Collecting additional data

While collecting internal data is useful for some data science projects, it's only one piece of the puzzle. Often, you need to gather data from external sources as well.

Even more data

There are many ways that you can collect additional data for your organization. A few common ways include APIs, public records, and Mechanical Turk, all of which we'll discuss here.

Data APIs

Let's begin with APIs. API stands for Application Programming Interface. It's an easy way of requesting data from a third party over the internet. Many companies have APIs to let your team access their data.

Some notable APIs include Twitter, Wikipedia, Yahoo! Finance, Google Maps, but there are many, many more.

If you work with a partner and think that they might have useful data, do a quick web search and see if an API exists!

Tracking a hashtag

Let's look at an example of Twitter API. Suppose we want to track Tweets with the hashtag AmazonGreatIndianFestival, We can use the twitter API to request all Tweets with this hashtag.

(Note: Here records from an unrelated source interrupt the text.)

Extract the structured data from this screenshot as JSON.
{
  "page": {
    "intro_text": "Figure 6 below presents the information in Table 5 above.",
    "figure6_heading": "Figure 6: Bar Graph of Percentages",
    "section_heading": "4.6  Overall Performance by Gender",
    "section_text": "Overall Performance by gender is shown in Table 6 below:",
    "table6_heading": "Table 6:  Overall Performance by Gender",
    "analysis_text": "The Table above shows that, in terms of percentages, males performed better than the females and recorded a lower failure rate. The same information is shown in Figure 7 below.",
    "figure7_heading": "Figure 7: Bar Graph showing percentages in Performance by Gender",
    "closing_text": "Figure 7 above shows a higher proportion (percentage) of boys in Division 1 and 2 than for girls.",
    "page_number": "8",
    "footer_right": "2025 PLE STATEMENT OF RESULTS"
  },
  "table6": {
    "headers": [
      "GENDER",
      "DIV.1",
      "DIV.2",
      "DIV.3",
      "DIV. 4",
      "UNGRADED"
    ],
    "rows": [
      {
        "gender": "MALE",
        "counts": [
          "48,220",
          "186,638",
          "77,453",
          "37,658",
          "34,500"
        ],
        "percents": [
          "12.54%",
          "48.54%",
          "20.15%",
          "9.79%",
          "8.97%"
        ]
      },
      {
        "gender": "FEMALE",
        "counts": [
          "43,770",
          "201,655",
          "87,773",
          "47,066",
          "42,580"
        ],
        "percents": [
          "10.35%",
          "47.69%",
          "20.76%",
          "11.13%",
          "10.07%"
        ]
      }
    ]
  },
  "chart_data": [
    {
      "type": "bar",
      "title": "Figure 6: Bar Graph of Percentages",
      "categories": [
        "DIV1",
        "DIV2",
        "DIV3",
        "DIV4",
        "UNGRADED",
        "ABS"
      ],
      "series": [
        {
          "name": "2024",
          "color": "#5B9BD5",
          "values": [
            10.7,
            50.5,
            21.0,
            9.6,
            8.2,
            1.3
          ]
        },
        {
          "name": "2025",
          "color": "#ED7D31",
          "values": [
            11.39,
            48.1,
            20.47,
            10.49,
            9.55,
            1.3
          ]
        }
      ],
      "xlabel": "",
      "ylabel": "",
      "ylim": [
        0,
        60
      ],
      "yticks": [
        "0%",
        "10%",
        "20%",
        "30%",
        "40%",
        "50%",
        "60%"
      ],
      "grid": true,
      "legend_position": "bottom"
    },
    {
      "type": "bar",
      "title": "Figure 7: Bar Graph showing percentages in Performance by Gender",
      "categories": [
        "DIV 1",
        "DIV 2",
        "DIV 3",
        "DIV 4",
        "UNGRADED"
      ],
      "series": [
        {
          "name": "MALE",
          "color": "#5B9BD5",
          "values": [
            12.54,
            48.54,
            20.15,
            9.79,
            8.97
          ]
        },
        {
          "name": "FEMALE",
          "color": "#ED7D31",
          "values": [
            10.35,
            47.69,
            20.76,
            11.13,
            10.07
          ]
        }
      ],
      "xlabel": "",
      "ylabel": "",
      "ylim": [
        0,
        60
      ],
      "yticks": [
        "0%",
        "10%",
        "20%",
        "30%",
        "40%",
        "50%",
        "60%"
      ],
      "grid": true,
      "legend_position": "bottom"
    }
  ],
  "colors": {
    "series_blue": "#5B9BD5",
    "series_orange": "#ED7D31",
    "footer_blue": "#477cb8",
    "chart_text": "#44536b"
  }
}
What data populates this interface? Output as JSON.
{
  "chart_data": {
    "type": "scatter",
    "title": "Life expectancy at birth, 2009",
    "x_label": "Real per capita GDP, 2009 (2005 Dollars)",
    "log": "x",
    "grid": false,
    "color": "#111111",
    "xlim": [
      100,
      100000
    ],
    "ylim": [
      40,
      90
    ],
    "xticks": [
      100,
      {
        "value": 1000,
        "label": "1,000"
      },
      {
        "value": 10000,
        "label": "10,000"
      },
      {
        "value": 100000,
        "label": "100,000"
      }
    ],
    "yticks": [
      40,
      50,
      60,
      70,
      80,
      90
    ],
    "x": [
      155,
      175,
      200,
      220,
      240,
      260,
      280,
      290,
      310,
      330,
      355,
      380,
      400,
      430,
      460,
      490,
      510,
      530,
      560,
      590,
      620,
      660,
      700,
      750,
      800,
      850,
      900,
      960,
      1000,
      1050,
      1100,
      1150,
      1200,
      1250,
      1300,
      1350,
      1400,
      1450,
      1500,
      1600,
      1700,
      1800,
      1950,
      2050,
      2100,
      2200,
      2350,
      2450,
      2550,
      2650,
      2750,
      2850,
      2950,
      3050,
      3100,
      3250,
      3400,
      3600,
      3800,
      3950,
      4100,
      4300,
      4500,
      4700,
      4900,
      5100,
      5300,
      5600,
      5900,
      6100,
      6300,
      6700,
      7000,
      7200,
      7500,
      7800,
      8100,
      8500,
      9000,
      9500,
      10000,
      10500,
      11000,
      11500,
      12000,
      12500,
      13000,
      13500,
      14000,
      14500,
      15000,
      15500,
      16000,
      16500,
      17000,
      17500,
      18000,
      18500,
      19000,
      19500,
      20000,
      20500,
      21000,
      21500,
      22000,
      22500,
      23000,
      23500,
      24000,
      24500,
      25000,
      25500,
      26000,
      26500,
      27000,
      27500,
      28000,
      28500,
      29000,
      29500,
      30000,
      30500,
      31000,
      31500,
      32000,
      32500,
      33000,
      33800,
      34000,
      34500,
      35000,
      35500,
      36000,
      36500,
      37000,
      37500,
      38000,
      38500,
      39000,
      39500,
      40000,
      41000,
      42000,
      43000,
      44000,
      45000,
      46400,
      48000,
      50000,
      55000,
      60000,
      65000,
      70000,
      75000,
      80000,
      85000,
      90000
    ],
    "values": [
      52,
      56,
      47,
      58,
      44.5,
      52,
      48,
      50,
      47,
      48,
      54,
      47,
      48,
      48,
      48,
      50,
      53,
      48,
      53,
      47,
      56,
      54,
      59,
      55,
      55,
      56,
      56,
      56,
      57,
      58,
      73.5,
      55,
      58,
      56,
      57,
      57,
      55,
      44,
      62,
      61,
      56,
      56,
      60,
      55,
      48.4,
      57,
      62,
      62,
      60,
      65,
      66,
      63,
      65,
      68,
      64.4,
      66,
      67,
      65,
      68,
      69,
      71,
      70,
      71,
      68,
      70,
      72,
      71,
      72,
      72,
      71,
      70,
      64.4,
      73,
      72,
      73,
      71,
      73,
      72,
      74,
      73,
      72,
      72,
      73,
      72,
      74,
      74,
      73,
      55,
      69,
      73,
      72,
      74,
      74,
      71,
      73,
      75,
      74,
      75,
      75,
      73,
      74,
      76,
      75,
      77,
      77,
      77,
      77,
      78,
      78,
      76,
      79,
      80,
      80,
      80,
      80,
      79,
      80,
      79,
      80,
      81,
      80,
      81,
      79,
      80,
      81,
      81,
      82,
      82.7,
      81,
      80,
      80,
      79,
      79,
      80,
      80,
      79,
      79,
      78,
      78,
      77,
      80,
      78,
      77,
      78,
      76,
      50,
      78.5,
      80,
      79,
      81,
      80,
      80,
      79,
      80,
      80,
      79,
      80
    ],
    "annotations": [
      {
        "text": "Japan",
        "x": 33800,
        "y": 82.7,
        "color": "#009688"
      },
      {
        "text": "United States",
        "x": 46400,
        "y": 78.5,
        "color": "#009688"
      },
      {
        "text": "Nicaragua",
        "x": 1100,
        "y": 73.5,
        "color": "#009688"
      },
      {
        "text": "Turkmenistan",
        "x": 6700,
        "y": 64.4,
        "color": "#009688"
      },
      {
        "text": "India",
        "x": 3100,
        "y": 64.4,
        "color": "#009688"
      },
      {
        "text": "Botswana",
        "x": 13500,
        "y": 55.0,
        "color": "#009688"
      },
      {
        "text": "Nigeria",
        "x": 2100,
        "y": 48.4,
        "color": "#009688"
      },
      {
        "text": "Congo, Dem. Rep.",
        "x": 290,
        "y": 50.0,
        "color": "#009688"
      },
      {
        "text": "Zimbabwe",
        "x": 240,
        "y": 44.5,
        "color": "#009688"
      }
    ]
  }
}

At this point, we have many options for analysis, we could perform a sentiment analysis on the text of each Tweet and get an idea of how people are responding to the event. We could simply track how often this hashtag appears over a period of time. We could also combine this data with downloads data to see if positive tweets are correlated with more app downloads during this period.

Public records

Public records are another great way of gathering additional data. In India, data.gov.in has data available for a wide array of indicators which can be downloaded for free. Other countries also have similar sites.

This can be great source for understanding population-level trends or gathering location and economic data.

Building a training set

Previously, we discussed image recognition as a type of data science problem. In order to build a good image recognition algorithm, we need a set of pictures where the images have been already labelled, which is called our training set. But we don't need just one or two pictures. We need hundreds or thousands of pictures. Getting these images labelled can be really difficult and time consuming, and a lack of training set is often what keeps good data science projects from being completed.

Mechanical Turk

Depending on what kind of training set is needed, Mechanical Turk, also called MTurk, can be a great option. Mechanical Turk means asking humans to complete a task that we eventually plan on computerizing.

In our previous example, this would mean labelling a handful of pictures to create a training set for image recognition. Rather than asking one person to label thousands of images, we recruit thousands of people to label a few images.

To ensure quality, we might ask two or three people to review the same image and then take the most common answer. Many platforms exist to help build your Mechanical Turk problem and recruit helpers, such as AWS MTurk.

Mechanical Turk isn't just for image recognition. You can also use it to label customer reviews as positive or negative, extract text from a form, or highlight keywords in a sentence.

In the example above, users are asked to identify which sections of the image contain a street sign.